Penulis:  Aris Santoso
Penulis: Aris Santoso Foto: privat

Rakyat tak berdaya

Prabowo adalah salah satu kasus, bahwa memang ada segelintir orang yang begitu dimanjakan  sejarah. Dengan segala kompleksitas masalahnya di masa lalu, sejarah masih terus memberi kesempatan pada Prabowo, dan figur vintage lainnya, untuk terus menyusuri lorong waktu yang seakan tiada batas. Sementara di sisi lain,  arus bawah masyarakat kita terbiasa permisif menghadapi perilaku orang-orang besar.

Upaya trah Cendana untuk kembali memasuki  arena politik, melalui partai yang baru saja diloloskan KPU, yaitu Partai Berkarya, bisa menjelaskan soal bagaimana permisifnya masyarakat kita, dan situasi ini dipahami benar oleh trah Cendana. Keluarga Cendana juga tahu, bahwa suara rakyat bisa direkayasa (baca: dibeli), sehingga dengan dukungan dana tak terbatas, mereka percaya diri untuk masuk kembali ke panggung politik Tanah Air.

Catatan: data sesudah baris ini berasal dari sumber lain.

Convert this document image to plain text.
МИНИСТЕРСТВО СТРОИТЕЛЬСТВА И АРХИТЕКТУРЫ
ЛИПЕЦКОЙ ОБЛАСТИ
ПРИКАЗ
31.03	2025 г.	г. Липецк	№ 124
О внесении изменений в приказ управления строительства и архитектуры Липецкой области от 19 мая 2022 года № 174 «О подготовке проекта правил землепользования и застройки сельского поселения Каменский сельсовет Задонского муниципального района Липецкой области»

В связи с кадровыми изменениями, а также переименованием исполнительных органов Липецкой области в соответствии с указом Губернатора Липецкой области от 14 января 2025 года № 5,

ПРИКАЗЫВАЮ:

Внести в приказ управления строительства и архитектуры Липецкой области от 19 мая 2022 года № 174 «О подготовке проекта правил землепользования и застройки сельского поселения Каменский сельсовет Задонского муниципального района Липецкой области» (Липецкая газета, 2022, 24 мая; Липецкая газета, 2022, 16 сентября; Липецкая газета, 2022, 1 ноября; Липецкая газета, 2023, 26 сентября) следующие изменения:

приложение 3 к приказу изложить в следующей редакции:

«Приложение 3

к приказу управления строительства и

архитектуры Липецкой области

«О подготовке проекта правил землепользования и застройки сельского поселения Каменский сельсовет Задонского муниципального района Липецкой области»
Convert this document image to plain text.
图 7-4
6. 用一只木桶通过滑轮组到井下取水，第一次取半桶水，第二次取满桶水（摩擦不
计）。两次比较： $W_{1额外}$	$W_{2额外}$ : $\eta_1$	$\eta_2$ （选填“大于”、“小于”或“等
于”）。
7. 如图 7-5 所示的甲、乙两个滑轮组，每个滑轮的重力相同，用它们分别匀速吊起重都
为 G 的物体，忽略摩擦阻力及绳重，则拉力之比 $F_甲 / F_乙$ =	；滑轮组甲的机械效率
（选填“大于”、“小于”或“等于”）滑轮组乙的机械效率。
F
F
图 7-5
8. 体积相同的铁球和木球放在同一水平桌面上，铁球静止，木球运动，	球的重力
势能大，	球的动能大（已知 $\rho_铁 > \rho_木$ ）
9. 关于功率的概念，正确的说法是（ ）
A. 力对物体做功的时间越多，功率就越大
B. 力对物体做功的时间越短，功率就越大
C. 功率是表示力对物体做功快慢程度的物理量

Tetap bertahannya figur seperti Prabowo, atau lancarnya proses kebangkitan trah Cendana, memang karena ada pihak yang berperan menciptakan kondisi seperti itu. Dalam pengamatan saya, pihak yang berperan adalah apa yang biasa disebut sebagai kurir (broker) atau caraka, yang mengemban tugas sebagai messenger (penyampai pesan) elite politik, khususnya di Jakarta.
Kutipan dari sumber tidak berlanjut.